Mr. Denby to Mr. Bayard.

No. 772.]

Sir: A brief description of the new Pei T’ang Cathedral mentioned in my last dispatch may not be unacceptable.

The exact measurements are the following:

Feet.
Total interior length 248
Breadth of transept 108
Breadth of nave 52
Height under beams 50
Height arched roof 60

The old site given by the Emperor Kang Hsi measured 75 mou (1 mou = 6,600 square feet English). The new site measures 116 mou. The facade rests on a terrace of thick walls of gray granite raised about 5 feet above the ground. A beautiful basso-relievo, representing the good Shepherd and his sheep, is cut on a plaque which is 12 feet long by 5 feet wide. The sculptor was a Christian Pekingese named Liu, who gave his work gratis.

The cathedral is cruciform.

The church walls and the lines of pillars are laid upon broad belts of hydraulic concrete 6 feet thick. Upon this foundation a layer of dressed granite 2 feet high is laid, and upon this there is a ring of Peking limestone 2 feet high, and then follows the brick wall. The bricks were made at the imperial factory.

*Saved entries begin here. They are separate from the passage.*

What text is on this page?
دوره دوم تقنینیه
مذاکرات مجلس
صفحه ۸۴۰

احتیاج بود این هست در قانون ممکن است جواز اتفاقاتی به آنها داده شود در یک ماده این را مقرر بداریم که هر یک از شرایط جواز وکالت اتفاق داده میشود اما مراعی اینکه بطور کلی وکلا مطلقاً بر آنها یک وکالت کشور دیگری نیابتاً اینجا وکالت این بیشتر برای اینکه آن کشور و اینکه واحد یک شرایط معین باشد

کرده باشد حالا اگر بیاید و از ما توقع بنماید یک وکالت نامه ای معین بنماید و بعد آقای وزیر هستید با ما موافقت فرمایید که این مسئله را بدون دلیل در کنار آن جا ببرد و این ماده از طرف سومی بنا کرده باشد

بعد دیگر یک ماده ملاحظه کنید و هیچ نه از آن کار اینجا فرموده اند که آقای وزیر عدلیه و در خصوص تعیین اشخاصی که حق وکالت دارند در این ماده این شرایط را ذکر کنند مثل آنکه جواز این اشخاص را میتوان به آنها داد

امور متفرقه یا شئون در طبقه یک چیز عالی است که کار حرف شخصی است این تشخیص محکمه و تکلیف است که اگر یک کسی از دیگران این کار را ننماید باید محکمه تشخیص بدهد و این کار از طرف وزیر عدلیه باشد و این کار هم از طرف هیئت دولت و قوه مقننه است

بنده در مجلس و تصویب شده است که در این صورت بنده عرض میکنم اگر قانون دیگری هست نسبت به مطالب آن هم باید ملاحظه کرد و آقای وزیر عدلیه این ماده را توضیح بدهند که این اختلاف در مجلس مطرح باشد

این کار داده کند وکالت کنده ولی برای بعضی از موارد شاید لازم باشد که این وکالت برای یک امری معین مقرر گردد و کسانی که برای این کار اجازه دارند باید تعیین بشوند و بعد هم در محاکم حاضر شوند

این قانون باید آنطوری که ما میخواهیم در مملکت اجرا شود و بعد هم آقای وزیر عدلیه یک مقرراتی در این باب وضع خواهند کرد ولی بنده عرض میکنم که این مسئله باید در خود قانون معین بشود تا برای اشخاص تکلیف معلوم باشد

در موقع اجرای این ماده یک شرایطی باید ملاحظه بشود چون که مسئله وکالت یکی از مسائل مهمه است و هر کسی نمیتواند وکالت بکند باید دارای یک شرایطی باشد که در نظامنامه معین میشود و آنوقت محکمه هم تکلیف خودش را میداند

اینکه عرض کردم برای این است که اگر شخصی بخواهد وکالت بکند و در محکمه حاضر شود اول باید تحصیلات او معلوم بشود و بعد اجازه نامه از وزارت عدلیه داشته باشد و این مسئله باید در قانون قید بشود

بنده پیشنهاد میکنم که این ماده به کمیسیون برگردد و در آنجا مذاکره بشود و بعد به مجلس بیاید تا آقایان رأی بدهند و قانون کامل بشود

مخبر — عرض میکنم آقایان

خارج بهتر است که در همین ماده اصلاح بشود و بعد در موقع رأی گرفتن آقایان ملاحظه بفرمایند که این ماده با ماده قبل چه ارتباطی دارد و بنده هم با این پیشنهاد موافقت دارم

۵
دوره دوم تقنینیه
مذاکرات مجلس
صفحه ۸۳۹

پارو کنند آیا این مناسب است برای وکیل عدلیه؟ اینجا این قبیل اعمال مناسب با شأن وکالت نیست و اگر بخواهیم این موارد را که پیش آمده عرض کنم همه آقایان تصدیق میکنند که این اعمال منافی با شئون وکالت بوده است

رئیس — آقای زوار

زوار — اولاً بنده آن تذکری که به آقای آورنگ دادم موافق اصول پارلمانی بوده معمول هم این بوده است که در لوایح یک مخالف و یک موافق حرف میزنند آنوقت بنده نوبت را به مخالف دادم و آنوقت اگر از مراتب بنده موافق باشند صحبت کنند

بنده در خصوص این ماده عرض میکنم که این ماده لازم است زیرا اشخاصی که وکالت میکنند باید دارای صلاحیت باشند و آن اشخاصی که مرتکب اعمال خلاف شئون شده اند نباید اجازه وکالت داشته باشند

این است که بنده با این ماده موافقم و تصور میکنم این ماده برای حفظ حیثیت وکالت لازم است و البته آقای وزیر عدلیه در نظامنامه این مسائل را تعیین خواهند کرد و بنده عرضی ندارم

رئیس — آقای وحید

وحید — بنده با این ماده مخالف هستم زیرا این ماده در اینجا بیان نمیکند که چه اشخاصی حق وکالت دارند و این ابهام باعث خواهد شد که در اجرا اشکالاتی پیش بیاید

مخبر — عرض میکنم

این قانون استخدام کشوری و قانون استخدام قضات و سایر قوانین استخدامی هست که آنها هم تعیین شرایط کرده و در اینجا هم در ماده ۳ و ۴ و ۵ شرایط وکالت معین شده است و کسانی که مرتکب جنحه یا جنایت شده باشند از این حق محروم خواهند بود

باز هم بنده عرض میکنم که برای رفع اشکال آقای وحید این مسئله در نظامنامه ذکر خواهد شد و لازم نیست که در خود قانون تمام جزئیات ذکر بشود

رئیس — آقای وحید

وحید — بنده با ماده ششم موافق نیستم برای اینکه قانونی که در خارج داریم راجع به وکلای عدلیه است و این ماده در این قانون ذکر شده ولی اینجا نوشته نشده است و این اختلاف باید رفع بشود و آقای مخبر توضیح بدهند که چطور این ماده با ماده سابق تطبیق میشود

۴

The basilica is Gothic. The pillars supporting the groined and vaulted ceiling are 49 feet 9 inches long. These pillars are each composed of one solid piece of Oregon pine.

All the wood in the church and all the other buildings came from Oregon.

There are twelve twin windows, lattice-shaped, 32 feet high. The stained glass was made in Paris. The windows portray the Christ in glory, the Holy Virgin, the Apostles, St. Joseph, St. Anna, St. Joachim.

There are ten altars, all carved in Peking by Chinese workmen.

There is a chapel, called the Chapel of the Holy Sacrament, 50 feet long.

The organ was built by Cavailhé-Coll, of Paris. It is the largest instrument in China, having twenty-four stops, each connected with fifty-four pipes.

The ornamentation is elaborate. Four hundred large dray-loads of marble were used.

An army of workmen was employed in the construction of this edifice.

The cost was as follows:

Taels.
Wood 30,000
Brick 30,000
Iron work 3,000
Marble 8,000
Glass 4,500
Organ 8,000
Or, in all, with labor, 100,000 taels.

In the compound are numerous buildings used for residences, libraries, museums, a college, schools, a convent, etc.

These buildings cost 240,000 taels.

On the front of the church are two grand stiles (Che-pei), in marble, on which are inscribed in Manchu and Chinese the terms of the convention [Page 88]under which the old site was relinquished in exchange for the new one.

There is a scientific museum for astronomy and physics, which is provided with all necessary instruments and apparatus. There are also a complete printing and engraving office and a great clock in the compound.

I conclude with an extract from the Chinese Times of the 15th instant.

I have, etc.,

Charles Denby.
[Inclosure 1 in No. 772.]

The bishop’s banquet.

After the ceremony was over the visitors were entertained in four different refectories. A banquet was given to the high Chinese, also to their attendants. The bishop entertained sixty or eighty foreign guests in very handsome style. At the close of the refection, in a few well-chosen words, he welcomed the representatives of the Imperial Court and Government, and then addressed himself to H. E. Mon. Lemaire, minister of France, who briefly replied in terms of self-gratulation upon the visible union of France, China, and Rome. H. E. Shun then rose, and in clear tones said he was there by order of the Emperor and Empress, to return acknowledgment for the speed with which the removal had been effected, to express satisfaction with all that had been done, and to give assurances of Imperial good-will.

H. E. Mr. von Brandt then made a brief and happy speech, and was followed by Colonel Denby, minister of the United States, who, in excellent and fluent French, with full and well-modulated voice and genuine oratorical power, then proposed the health of “our dear Abbe Favier,” the Vitruvius and Palladio of Peking, a most pious and zealous missionary to boot, whose noble works we all saw.